I have attempted to design this myself. I started by creating an array of times at which a single branch would split into its children.
int[] times = new int[branchnumber];
times[0] = 1;
times[1] = 5;
Then, I created a method which took the times at which branching should occur (which I interpreted as a branch length), the ArrayList object, the current time, and the total number of branches.
public static void Brancher(int[] times, List<double[][]> sequences, int t){
boolean checker = false;
for (int i = 0; i < times.length; i++) {
if (times[i] == t) {
checker = true;
}
}
if (checker == true) {
double[][] seq = sequences.get(sequences.size() - 1);
sequences.add(seq);
}
}
The Brancher method is implemented as below:
for (int j = 0; j <= loopnumber; j++) {
MathsOperators.Brancher(times, sequences, t);
for (int i = 0; i < sequences.size(); i++) {
double[][] sequenceholder = sequences.get(i);
MathsOperators.PrintOutput(sequenceholder, t);
ComplexInput.evolvesequence(sequenceholder, frequencies, transitionrate, transversionrate, random);
sequences.set(i, sequenceholder);
}
t = t + dt;
}
So, I hold the current state of all objects in the tree as Arrays held in the sequences ArrayList. These objects are then acted upon by the evolve method, and the updated objects replace the originals in the ArrayList. When a branch is to be added, the Brancher method takes the last Array object in the ArrayList, copies it, and adds the copy to the list. This has in effect simulated the splitting of the last object into two objects. The copy is then updated and evolved in the next iteration of the simulation loop.
This method of doing things, while not pretty, results in trees that look like this: http://content.science20.com/files/Tree3A.jpg . This is a relatively uncomplicated structure.
However, it is impossible to create a tree of this shape: http://content.science20.com/files/Tree4.jpg . This tree has multiple splits to the far right. I don't know the exact terminology to describe the differences between the trees here, but its reasonably obvious.
I think I am confusing myself here. Any advice about how to think about this problem would be greatly appreciated.

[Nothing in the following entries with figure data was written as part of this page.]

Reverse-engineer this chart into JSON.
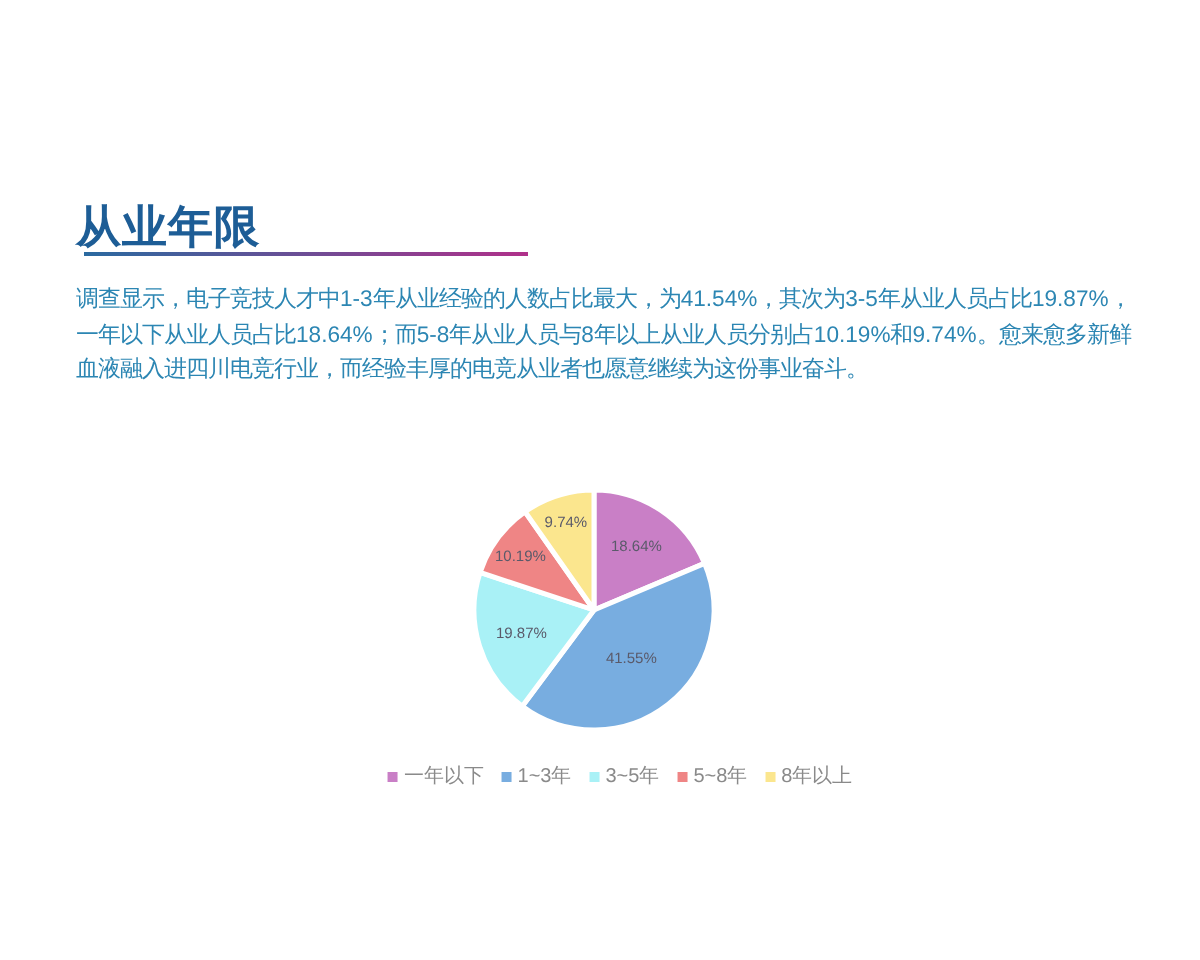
{
  "chart_data": {
    "type": "pie",
    "title": "从业年限",
    "subtitle": "调查显示，电子竞技人才中1-3年从业经验的人数占比最大，为41.54%，其次为3-5年从业人员占比19.87%，一年以下从业人员占比18.64%；而5-8年从业人员与8年以上从业人员分别占10.19%和9.74%。愈来愈多新鲜血液融入进四川电竞行业，而经验丰厚的电竞从业者也愿意继续为这份事业奋斗。",
    "categories": [
      "一年以下",
      "1~3年",
      "3~5年",
      "5~8年",
      "8年以上"
    ],
    "values": [
      18.64,
      41.55,
      19.87,
      10.19,
      9.74
    ],
    "colors": [
      "#c97fc6",
      "#78ade0",
      "#a9f1f6",
      "#ef8585",
      "#fbe68e"
    ],
    "value_labels": [
      "18.64%",
      "41.55%",
      "19.87%",
      "10.19%",
      "9.74%"
    ],
    "legend": "bottom"
  }
}
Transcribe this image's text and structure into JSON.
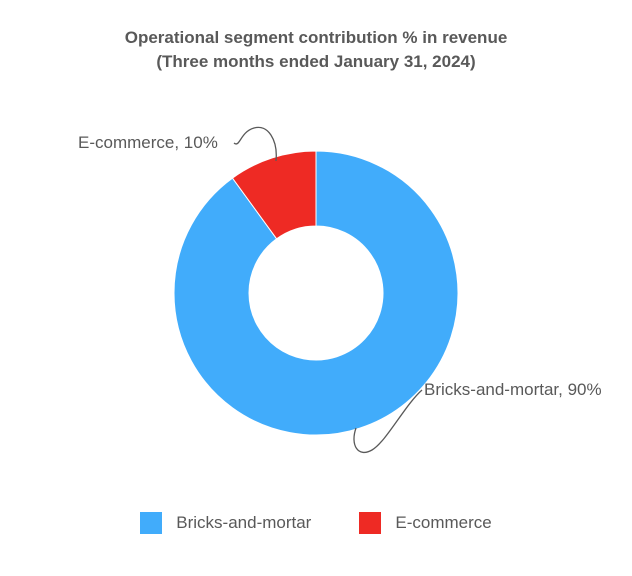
{
  "chart_data": {
    "type": "pie",
    "variant": "donut",
    "title": "Operational segment contribution % in revenue",
    "subtitle": "(Three months ended January 31, 2024)",
    "series": [
      {
        "name": "Bricks-and-mortar",
        "value": 90,
        "label": "Bricks-and-mortar, 90%",
        "color": "#41ACFB"
      },
      {
        "name": "E-commerce",
        "value": 10,
        "label": "E-commerce, 10%",
        "color": "#EE2A24"
      }
    ],
    "legend": {
      "position": "bottom"
    }
  }
}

(If it helps with context, the input object is a genetic sequence (ACGT). The idea is to evolve the sequence along each branch of the tree, with each tip representing the descendant of the original ancestor (input) sequence)
EDIT
The input object is an ArrayList, containing multiple (n x 2) Arrays of doubles. The first column of each array contains n integers from the set {1,2,3,4}, with frequencies I control. However, the order of these characters in the column is random. Each integer represents one of the characters A,C,G,T in a DNA sequence. The second column contains a double representing the rate of evolution for each DNA site, so one rate entry for each integer entry. The initial Array is generated using a function I call DNASEQ, it's very long and doesn't make a difference to this question.
To start, I generate one of these Arrays, and add it to an ArrayList called sequences. Using the simulation loop shown above, I then apply the evolvesequence method to each Array in the ArrayList.
When Brancher detects that the time, which is updated after every loop in increments of 1, is equal to one of the times of branching specified, then it takes the last Array in the ArrayList and adds a copy of the array to the Arraylist. If the simulation stopped there, the Array would be identical to the one it was copied from. However, now that it is in the ArrayList, it is subject to the evolvesequence method. Since evolvesequence is a stochastic/probabilistic method, then for a given input, no two outputs are guaranteed to be identical. So, after a few iterations of the simulation loop, the copied Array will be very different from the original.